Key phrase extraction
Key phrase extraction is a way to extract the main talking points from a free text document. Unlike an entity extraction model, key phrase extraction identifies whatever’s in the text rather than looking for specific words and phrases.
Language detection
Language detection is often the first stage of a text processing flow. Once you know the language of a document, you can go on to analyze its sentiment, extract key phrases, and translate it to another language.
Receipt processing
Like invoice processing, receipt processing has to handle lists of items as well as global values. Dealing with crumpled invoices is a common use case.
Sentiment analysis
Identifying the sentiment of text can be a useful way to control how the message should be processed further. Positive sentiment might flow into a queue of endorsements for use by marketing, while negative sentiment might trigger a response from customer service.
Text recognition
Text recognition is a generalized OCR process that tries to extract all the text from an image.
Text translation
The text translation model includes source language identification, so you don’t have to invoke that separately, although if you know the source language you can specify it to skip the detection step. This text translation is rated as “real-time” and is limited to 10,000 characters at a time.

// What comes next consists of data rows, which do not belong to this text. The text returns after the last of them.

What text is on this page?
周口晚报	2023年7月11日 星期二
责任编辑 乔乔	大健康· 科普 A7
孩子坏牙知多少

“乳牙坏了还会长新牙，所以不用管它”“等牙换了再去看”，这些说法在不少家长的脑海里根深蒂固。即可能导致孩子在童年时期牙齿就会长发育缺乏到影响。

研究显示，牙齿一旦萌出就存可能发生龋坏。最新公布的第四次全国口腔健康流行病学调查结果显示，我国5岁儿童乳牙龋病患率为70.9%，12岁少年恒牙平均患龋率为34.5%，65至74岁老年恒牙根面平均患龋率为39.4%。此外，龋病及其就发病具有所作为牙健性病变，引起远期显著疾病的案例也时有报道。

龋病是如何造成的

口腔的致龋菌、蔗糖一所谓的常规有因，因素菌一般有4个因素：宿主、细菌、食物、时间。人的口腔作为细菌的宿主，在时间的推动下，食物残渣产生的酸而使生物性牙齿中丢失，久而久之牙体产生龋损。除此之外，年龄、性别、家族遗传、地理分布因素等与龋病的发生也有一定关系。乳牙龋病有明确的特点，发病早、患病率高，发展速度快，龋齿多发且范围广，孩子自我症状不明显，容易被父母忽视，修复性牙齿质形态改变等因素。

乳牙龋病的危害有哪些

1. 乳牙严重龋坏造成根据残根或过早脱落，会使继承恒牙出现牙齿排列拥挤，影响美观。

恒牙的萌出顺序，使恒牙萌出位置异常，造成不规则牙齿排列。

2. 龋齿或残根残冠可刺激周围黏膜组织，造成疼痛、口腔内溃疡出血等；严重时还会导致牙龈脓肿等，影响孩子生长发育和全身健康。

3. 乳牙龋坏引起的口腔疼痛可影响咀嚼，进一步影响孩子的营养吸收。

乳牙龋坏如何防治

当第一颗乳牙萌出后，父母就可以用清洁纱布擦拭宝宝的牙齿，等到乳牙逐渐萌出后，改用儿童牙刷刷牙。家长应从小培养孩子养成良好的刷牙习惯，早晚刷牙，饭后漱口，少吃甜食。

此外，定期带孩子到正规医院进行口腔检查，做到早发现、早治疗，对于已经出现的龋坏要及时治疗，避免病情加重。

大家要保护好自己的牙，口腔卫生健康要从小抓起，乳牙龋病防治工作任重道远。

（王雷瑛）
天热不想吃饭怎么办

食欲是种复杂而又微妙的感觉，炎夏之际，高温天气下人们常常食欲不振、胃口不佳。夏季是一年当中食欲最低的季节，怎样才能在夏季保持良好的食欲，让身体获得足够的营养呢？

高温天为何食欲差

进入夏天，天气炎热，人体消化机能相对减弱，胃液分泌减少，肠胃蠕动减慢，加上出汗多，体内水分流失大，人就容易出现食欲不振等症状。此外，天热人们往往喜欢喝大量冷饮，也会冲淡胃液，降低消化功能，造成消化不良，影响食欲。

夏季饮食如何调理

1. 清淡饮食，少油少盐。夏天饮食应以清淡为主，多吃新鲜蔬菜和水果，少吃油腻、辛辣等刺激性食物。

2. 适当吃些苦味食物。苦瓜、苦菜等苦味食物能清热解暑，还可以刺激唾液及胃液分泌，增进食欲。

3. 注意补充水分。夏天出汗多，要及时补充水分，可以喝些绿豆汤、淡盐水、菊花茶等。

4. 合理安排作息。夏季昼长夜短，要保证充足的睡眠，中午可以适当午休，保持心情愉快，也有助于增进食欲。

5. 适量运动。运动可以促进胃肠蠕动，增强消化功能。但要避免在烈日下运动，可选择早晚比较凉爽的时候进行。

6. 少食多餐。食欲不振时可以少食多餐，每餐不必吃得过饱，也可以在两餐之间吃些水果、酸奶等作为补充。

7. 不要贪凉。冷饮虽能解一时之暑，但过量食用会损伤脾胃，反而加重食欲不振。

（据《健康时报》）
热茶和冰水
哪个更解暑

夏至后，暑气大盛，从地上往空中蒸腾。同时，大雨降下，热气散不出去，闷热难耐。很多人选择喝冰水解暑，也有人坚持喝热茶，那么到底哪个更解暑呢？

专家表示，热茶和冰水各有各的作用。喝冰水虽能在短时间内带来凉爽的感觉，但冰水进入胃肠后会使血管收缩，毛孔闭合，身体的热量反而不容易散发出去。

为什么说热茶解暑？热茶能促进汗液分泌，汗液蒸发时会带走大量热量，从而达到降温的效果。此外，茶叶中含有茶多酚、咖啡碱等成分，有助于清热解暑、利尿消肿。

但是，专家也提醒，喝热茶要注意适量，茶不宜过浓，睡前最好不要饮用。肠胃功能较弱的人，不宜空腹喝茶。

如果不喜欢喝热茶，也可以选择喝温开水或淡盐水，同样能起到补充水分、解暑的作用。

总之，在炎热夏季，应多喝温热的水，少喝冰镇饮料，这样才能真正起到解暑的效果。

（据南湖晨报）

AI Builder in SharePoint and Teams
The Microsoft Syntex service allows you to create AI Builder models in SharePoint. Syntex is a Microsoft 365 service that has even more text processing models than Power Apps.
To use AI Builder in Teams, install the Power Automate app in Teams. Then you can create flows to use from the AI Builder templates.
Conclusion
Microsoft now has an extensive set of low-code AI and ML capabilities built into the AI Builder section of Power Apps and Power Automate, currently on a preview basis. Microsoft’s competitors in this space aren’t sitting back and ignoring AI, however, and this snapshot won’t be the final word in the field.
Overall, Power Apps is shaping up to be a rather nice low-code development environment with the addition of the new AI and ML capabilities, although it’s certainly not there yet. While the combination of Power Automate flows, AI, and Power Apps seems a bit random at first glance, it could turn out to be a powerful combination.